Suppose you write stToIO (newSTRef 'a') :: IO (STRef RealWorld Char). You cannot pass this STRef into a function that eventually calls runST, so any function with runST is "safe" from this break. This means that the caller - the person that writes runST or stToIO - is able to make the choice on whether or not you have STRef RealWorld or not in their specific use of a computation.

But the author of any ST code receives no guarantees. For a function STRef s a -> ST s b, you don't get any guarantees local to your code that your STRef cannot be changed out from under you. However, the author can work-around this by never accepting STRef as a parameter in their entry point.

For someone to be bit by this particular problem, they would need to:

1. Define an API with the shape STRef s a -> ST s b - accepting a foreign STRef and returning an arbitrary ST action.
2. Have a particular requirement that the STRef not be visible to anyone else, despite accepting it as a parameter.
   • But this particular requirement is very odd - why would they accept an STRef s a when an a is the same thing?

Then, the caller would have to knowingly provide an STRef Realworld _ into that function, mutate it in another thread, and encounter the bug. This would require two different people to make mistakes about the API in fairly confusing ways.

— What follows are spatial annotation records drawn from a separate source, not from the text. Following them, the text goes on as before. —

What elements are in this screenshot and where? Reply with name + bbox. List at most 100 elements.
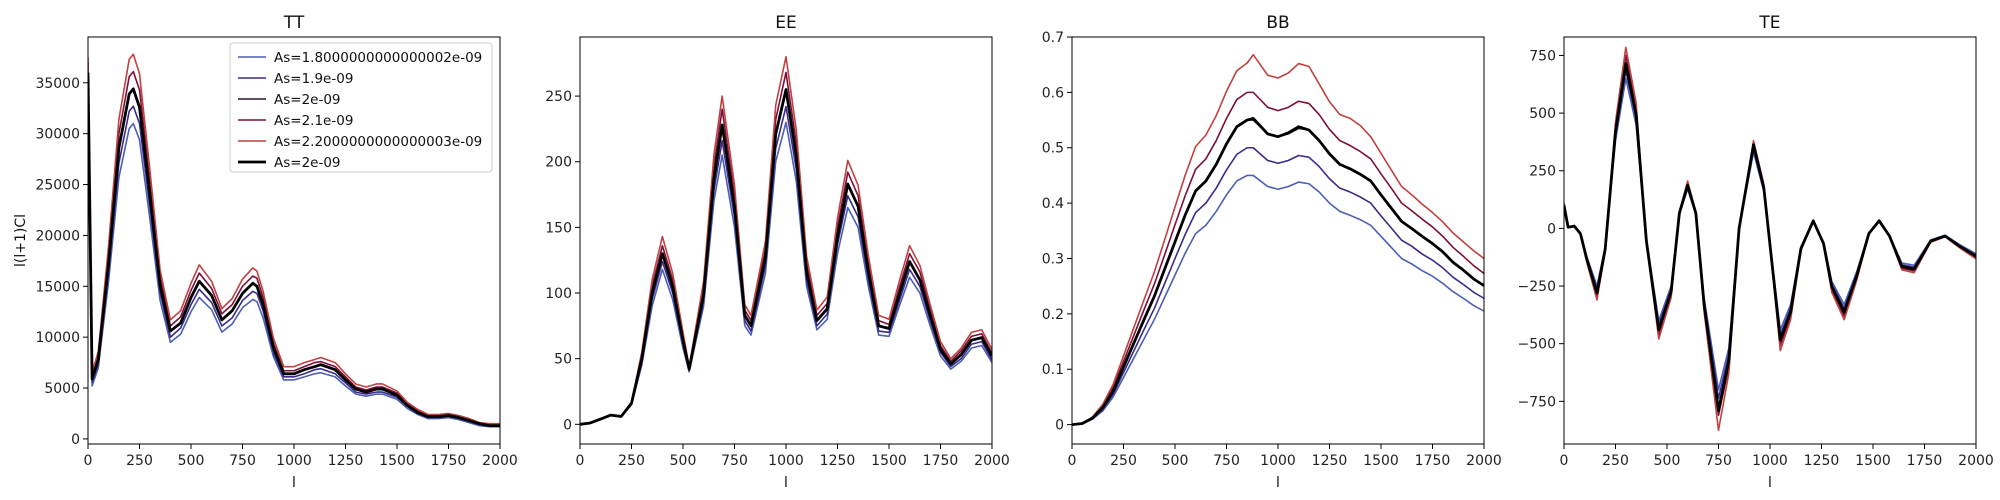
legend-entry: As=1.9e-09 [274, 71, 353, 87]
x-tick-label: 500 [178, 453, 205, 469]
axes-frame [1071, 36, 1485, 445]
x-tick-label: 1750 [1415, 453, 1451, 469]
x-tick-label: 750 [1213, 453, 1240, 469]
legend-entry: As=2.1e-09 [274, 113, 353, 129]
x-axis-label: l [784, 475, 788, 491]
y-tick-label: 0.3 [1042, 251, 1064, 267]
y-axis-label: l(l+1)Cl [13, 214, 29, 267]
x-tick-label: 1000 [768, 453, 804, 469]
x-tick-label: 750 [721, 453, 748, 469]
x-tick-label: 250 [1602, 453, 1629, 469]
legend-entry: As=1.8000000000000002e-09 [274, 50, 482, 66]
series-group [580, 55, 992, 426]
series-group [88, 53, 500, 428]
y-tick-label: 15000 [35, 279, 80, 295]
y-tick-label: 0 [1055, 418, 1064, 434]
series-line-3 [1072, 91, 1484, 426]
series-line-2 [580, 88, 992, 426]
x-tick-label: 1250 [820, 453, 856, 469]
y-tick-label: 35000 [35, 76, 80, 92]
series-line-0 [88, 92, 500, 428]
x-tick-label: 1750 [1907, 453, 1943, 469]
x-tick-label: 1500 [1855, 453, 1891, 469]
x-tick-label: 0 [84, 453, 93, 469]
x-tick-label: 1000 [1752, 453, 1788, 469]
y-tick-label: 0.1 [1042, 362, 1064, 378]
series-line-1 [580, 105, 992, 426]
x-tick-label: 500 [1162, 453, 1189, 469]
y-tick-label: 50 [554, 352, 572, 368]
x-tick-label: 250 [126, 453, 153, 469]
x-tick-label: 500 [1654, 453, 1681, 469]
x-axis-label: l [1276, 475, 1280, 491]
x-tick-label: 1000 [276, 453, 312, 469]
y-tick-label: 0.7 [1042, 30, 1064, 46]
x-tick-label: 0 [1068, 453, 1077, 469]
panel-ee: 0 250 500 750 1000 1250 1500 1750 2000 0 50 100 150 2… [545, 13, 1010, 491]
x-tick-label: 2000 [482, 453, 518, 469]
series-line-4 [1072, 53, 1484, 426]
y-tick-label: 200 [545, 155, 572, 171]
x-tick-label: 1250 [1312, 453, 1348, 469]
panel-bb: 0 250 500 750 1000 1250 1500 1750 2000 0 0.1 0.2 0.3… [1042, 13, 1502, 491]
series-line-5 [1564, 62, 1976, 412]
y-tick-label: 0 [563, 417, 572, 433]
y-tick-label: 250 [1529, 164, 1556, 180]
x-tick-label: 1250 [328, 453, 364, 469]
y-tick-label: −500 [1518, 337, 1556, 353]
panel-title: EE [775, 13, 796, 33]
x-tick-label: 1750 [431, 453, 467, 469]
x-tick-label: 500 [670, 453, 697, 469]
y-tick-label: −250 [1518, 279, 1556, 295]
legend-entry: As=2.2000000000000003e-09 [274, 134, 482, 150]
x-tick-label: 2000 [1958, 453, 1994, 469]
y-tick-label: 30000 [35, 127, 80, 143]
y-tick-label: 25000 [35, 178, 80, 194]
x-tick-label: 250 [618, 453, 645, 469]
series-line-1 [1072, 146, 1484, 426]
panel-title: BB [1266, 13, 1289, 33]
panel-te: 0 250 500 750 1000 1250 1500 1750 2000 −750 −500 −2… [1518, 13, 1994, 491]
x-tick-label: 2000 [974, 453, 1010, 469]
y-tick-label: 20000 [35, 228, 80, 244]
series-line-0 [1072, 174, 1484, 426]
panel-title: TT [283, 13, 305, 33]
legend-entry: As=2e-09 [274, 92, 341, 108]
series-group [1072, 53, 1484, 427]
panel-title: TE [1758, 13, 1780, 33]
series-line-5 [1072, 117, 1484, 427]
x-tick-label: 1500 [871, 453, 907, 469]
series-line-4 [580, 55, 992, 426]
series-group [1564, 46, 1976, 431]
y-tick-label: 500 [1529, 106, 1556, 122]
x-tick-label: 1750 [923, 453, 959, 469]
x-tick-label: 750 [1705, 453, 1732, 469]
y-tick-label: 0 [71, 432, 80, 448]
series-line-2 [1072, 119, 1484, 426]
series-line-4 [88, 53, 500, 425]
y-tick-label: 0.2 [1042, 307, 1064, 323]
x-tick-label: 1000 [1260, 453, 1296, 469]
y-tick-label: 100 [545, 286, 572, 302]
y-tick-label: 250 [545, 89, 572, 105]
y-tick-label: 5000 [44, 381, 80, 397]
series-line-5 [88, 72, 500, 428]
x-tick-label: 0 [576, 453, 585, 469]
series-line-0 [580, 121, 992, 426]
y-tick-label: 10000 [35, 330, 80, 346]
y-tick-label: 150 [545, 220, 572, 236]
x-tick-label: 750 [229, 453, 256, 469]
x-axis-label: l [292, 475, 296, 491]
panel-tt: 0 250 500 750 1000 1250 1500 1750 20000500010000… [13, 13, 518, 491]
series-line-5 [580, 88, 992, 426]
x-tick-label: 250 [1110, 453, 1137, 469]
x-tick-label: 0 [1560, 453, 1569, 469]
legend: As=1.8000000000000002e-09 As=1.9e-09 As=2e… [229, 42, 493, 173]
x-tick-label: 2000 [1466, 453, 1502, 469]
y-tick-label: 0.4 [1042, 196, 1064, 212]
y-tick-label: 750 [1529, 48, 1556, 64]
x-axis-label: l [1768, 475, 1772, 491]
x-tick-label: 1500 [379, 453, 415, 469]
y-tick-label: 0.6 [1042, 85, 1064, 101]
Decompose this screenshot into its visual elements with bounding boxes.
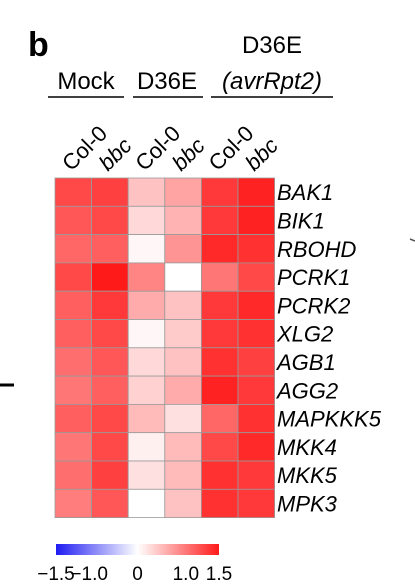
heatmap-cell	[200, 403, 239, 434]
heatmap-cell	[200, 375, 239, 405]
heatmap-cell	[237, 234, 275, 264]
heatmap-cell	[200, 290, 239, 320]
heatmap-cell	[164, 177, 202, 207]
group-label-avrrpt2: (avrRpt2)	[222, 68, 322, 95]
row-label: PCRK2	[277, 293, 350, 318]
heatmap-cell	[127, 375, 166, 405]
heatmap-cell	[54, 403, 92, 434]
heatmap-cell	[200, 234, 239, 264]
heatmap-cell	[91, 403, 129, 434]
heatmap-cell	[54, 347, 92, 377]
row-label: MPK3	[277, 491, 338, 516]
heatmap-cell	[164, 262, 202, 292]
heatmap-cell	[127, 234, 166, 264]
heatmap-cell	[127, 290, 166, 320]
heatmap-cell	[164, 234, 202, 264]
heatmap-cell	[200, 432, 239, 462]
row-label: MKK4	[277, 435, 337, 460]
heatmap-cell	[237, 347, 275, 377]
heatmap-cell	[164, 205, 202, 236]
heatmap-cell	[237, 205, 275, 236]
heatmap-cell	[237, 262, 275, 292]
heatmap-cell	[54, 319, 92, 349]
heatmap-cell	[164, 403, 202, 434]
heatmap-cell	[91, 375, 129, 405]
heatmap-cell	[127, 488, 166, 518]
heatmap-cell	[91, 262, 129, 292]
heatmap-cell	[164, 319, 202, 349]
heatmap-cell	[237, 460, 275, 490]
row-label: MAPKKK5	[277, 407, 382, 432]
heatmap-cell	[237, 488, 275, 518]
panel-label: b	[28, 26, 49, 64]
heatmap-cell	[200, 319, 239, 349]
heatmap-cell	[91, 432, 129, 462]
heatmap-cell	[54, 488, 92, 518]
row-label: RBOHD	[277, 237, 357, 262]
heatmap-cell	[127, 403, 166, 434]
group-label-mock: Mock	[57, 68, 115, 95]
heatmap-cell	[54, 375, 92, 405]
row-label: MKK5	[277, 463, 338, 488]
heatmap-cell	[200, 177, 239, 207]
heatmap-cell	[200, 488, 239, 518]
heatmap-cell	[54, 460, 92, 490]
row-label: AGG2	[275, 378, 338, 403]
heatmap-cell	[164, 290, 202, 320]
heatmap-cell	[91, 460, 129, 490]
heatmap-cell	[91, 347, 129, 377]
scale-tick-label: 0	[132, 564, 143, 584]
scale-tick-label: −1.0	[70, 564, 108, 584]
heatmap-cell	[127, 347, 166, 377]
heatmap-cell	[127, 177, 166, 207]
heatmap-cell	[91, 205, 129, 236]
color-scale-bar	[56, 544, 219, 555]
heatmap-cell	[54, 205, 92, 236]
heatmap-cell	[127, 319, 166, 349]
heatmap-cell	[91, 488, 129, 518]
scale-tick-label: 1.5	[206, 564, 232, 584]
heatmap-cell	[91, 177, 129, 207]
heatmap-cell	[200, 460, 239, 490]
row-label: XLG2	[276, 322, 333, 347]
heatmap-cell	[127, 460, 166, 490]
heatmap-cell	[91, 290, 129, 320]
heatmap-cell	[127, 205, 166, 236]
heatmap-cell	[237, 177, 275, 207]
heatmap-cell	[164, 375, 202, 405]
group-label-d36e: D36E	[137, 68, 197, 95]
heatmap-cell	[237, 319, 275, 349]
heatmap-cell	[91, 234, 129, 264]
heatmap-cell	[54, 290, 92, 320]
row-label: AGB1	[275, 350, 336, 375]
heatmap-cell	[164, 488, 202, 518]
heatmap-cell	[200, 262, 239, 292]
heatmap-cell	[237, 290, 275, 320]
group-label-d36e-avr: D36E	[242, 32, 302, 59]
row-label: PCRK1	[277, 265, 350, 290]
heatmap-cell	[127, 262, 166, 292]
heatmap-cell	[54, 262, 92, 292]
heatmap-cell	[54, 177, 92, 207]
heatmap-cell	[237, 432, 275, 462]
heatmap-cell	[164, 432, 202, 462]
scale-tick-label: −1.5	[37, 564, 75, 584]
heatmap-cell	[164, 347, 202, 377]
row-label: BAK1	[277, 180, 333, 205]
heatmap-cell	[91, 319, 129, 349]
heatmap-cell	[237, 403, 275, 434]
heatmap-cell	[237, 375, 275, 405]
heatmap-cell	[127, 432, 166, 462]
scale-tick-label: 1.0	[173, 564, 199, 584]
heatmap-cell	[164, 460, 202, 490]
heatmap-cell	[200, 347, 239, 377]
row-label: BIK1	[277, 208, 325, 233]
heatmap-cell	[54, 432, 92, 462]
heatmap-cell	[200, 205, 239, 236]
heatmap-cell	[54, 234, 92, 264]
right-edge-mark	[409, 238, 415, 242]
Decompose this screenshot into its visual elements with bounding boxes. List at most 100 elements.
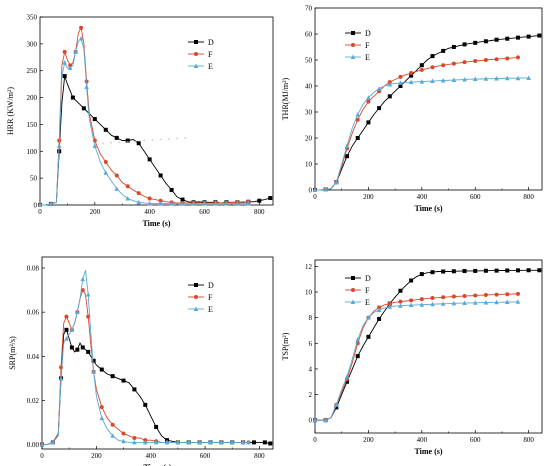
data-point-D	[268, 441, 273, 446]
x-tick-label: 600	[200, 452, 211, 460]
legend-marker-D	[194, 40, 198, 44]
data-point-E	[526, 75, 531, 80]
legend-marker-F	[194, 295, 198, 299]
data-point-D	[377, 106, 382, 111]
artifact-point	[143, 139, 146, 142]
data-point-E	[312, 417, 318, 423]
data-point-D	[483, 268, 488, 273]
series-line-D	[315, 269, 540, 421]
legend-marker-F	[194, 52, 198, 56]
y-tick-label: 300	[27, 40, 38, 48]
data-point-E	[69, 327, 75, 332]
x-tick-label: 400	[145, 452, 156, 460]
chart-panel-1: 0 200 400 600 800 0 50 100 150 200 250 300 350 Time (…	[6, 14, 274, 228]
data-point-E	[80, 276, 86, 282]
data-point-E	[64, 336, 69, 341]
data-point-E	[494, 75, 499, 81]
data-point-E	[366, 315, 371, 320]
data-point-F	[398, 299, 403, 304]
x-tick-label: 0	[40, 452, 44, 460]
artifact-point	[110, 141, 113, 144]
data-point-F	[110, 422, 115, 427]
y-tick-label: 4	[309, 365, 313, 373]
legend-marker-E	[350, 299, 356, 304]
data-point-E	[462, 300, 467, 306]
data-point-D	[114, 135, 119, 140]
data-point-E	[67, 65, 73, 71]
data-point-E	[202, 200, 207, 206]
data-point-E	[494, 299, 499, 305]
series-line-D	[40, 75, 271, 206]
series-line-E	[315, 77, 529, 191]
series-E	[39, 270, 251, 447]
series-line-F	[315, 293, 519, 421]
x-tick-label: 0	[38, 208, 42, 216]
data-point-F	[366, 99, 371, 104]
x-axis-label: Time (s)	[414, 447, 442, 456]
series-F	[313, 55, 520, 192]
series-F	[40, 288, 251, 447]
legend: DFE	[188, 38, 214, 71]
legend-label-F: F	[208, 50, 213, 59]
artifact-point	[151, 139, 154, 141]
data-point-F	[483, 292, 488, 297]
data-point-E	[515, 75, 521, 81]
x-tick-label: 200	[91, 452, 102, 460]
series-F	[313, 291, 520, 423]
data-point-D	[110, 374, 115, 379]
y-tick-label: 200	[27, 94, 38, 102]
series-line-F	[42, 289, 249, 446]
data-point-E	[387, 304, 393, 309]
data-point-D	[345, 154, 350, 159]
legend-label-F: F	[365, 286, 370, 295]
data-point-F	[355, 117, 360, 122]
data-point-D	[387, 94, 392, 99]
data-point-D	[268, 196, 273, 201]
data-point-D	[103, 127, 108, 132]
y-tick-label: 0.08	[27, 265, 40, 273]
data-point-D	[419, 63, 424, 68]
data-point-E	[208, 439, 213, 445]
series-E	[37, 35, 251, 207]
data-point-F	[409, 71, 414, 75]
data-point-F	[494, 57, 499, 62]
data-point-D	[419, 272, 424, 277]
x-tick-label: 600	[199, 208, 210, 216]
plot-frame	[39, 16, 274, 206]
data-point-D	[515, 35, 520, 40]
data-point-D	[537, 268, 542, 273]
x-axis-label: Time (s)	[414, 204, 442, 213]
artifact-point	[184, 136, 187, 139]
data-point-E	[75, 309, 80, 315]
data-point-F	[398, 74, 403, 79]
x-tick-label: 600	[470, 436, 481, 444]
data-point-E	[312, 187, 318, 192]
data-point-E	[344, 143, 350, 148]
data-point-E	[114, 186, 120, 191]
y-tick-label: 0.04	[27, 353, 40, 361]
data-point-D	[136, 141, 141, 146]
data-point-F	[515, 55, 520, 60]
data-point-E	[91, 369, 96, 374]
data-point-D	[64, 327, 69, 332]
data-point-E	[472, 300, 478, 305]
y-tick-label: 100	[27, 148, 38, 156]
data-point-F	[62, 49, 67, 54]
data-point-D	[125, 138, 130, 143]
data-point-F	[125, 184, 130, 189]
data-point-D	[505, 36, 510, 41]
data-point-E	[92, 143, 98, 148]
data-point-D	[355, 354, 360, 359]
data-point-E	[164, 439, 170, 445]
x-tick-label: 200	[363, 193, 374, 201]
data-point-E	[483, 76, 489, 81]
data-point-E	[246, 200, 251, 206]
legend-label-F: F	[208, 293, 213, 302]
data-point-E	[213, 200, 218, 206]
data-point-F	[419, 67, 424, 72]
data-point-F	[441, 63, 446, 68]
y-tick-label: 0.06	[27, 309, 40, 317]
x-tick-label: 800	[254, 452, 265, 460]
data-point-E	[110, 433, 115, 438]
artifact-point	[135, 140, 137, 142]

To me, this seems like a really far fetched scenario. Has anyone actually been bitten by this?

Costs and Benefits

So, the benefit is that the above scenario becomes impossible without calling an unsafe function - and that's cool, I am generally in favor.

However, the cost of this fix appears to be incurred by folks calling stToIO. On the "good path," they'll see a deprecation/warning message, pointing them to use either safeStToIO or unsafeStToIO (with unsafeStToIO only being necessary in the case that you're letting that s type escape).

On balance, it seems like both costs and benefit are fairly modest, with costs slightly outweighing benefits.

hmm

safeStToIO appears to be equivalent to pure $! runST k, which is more general - Applicative f => (forall s. ST s a) -> f a. This generalization may make it more useful, though it would be good to see documentation and examples on why you'd want that over pure $ runST k.

I think it definitely makes sense to update the docs and point out this potential situation. Providing the {safe,unsafe} variants in preparation for a future deprecation/removal cycle would give folks a release that doesn't warn. Then we can decide to deprecate/delete/etc as time passes.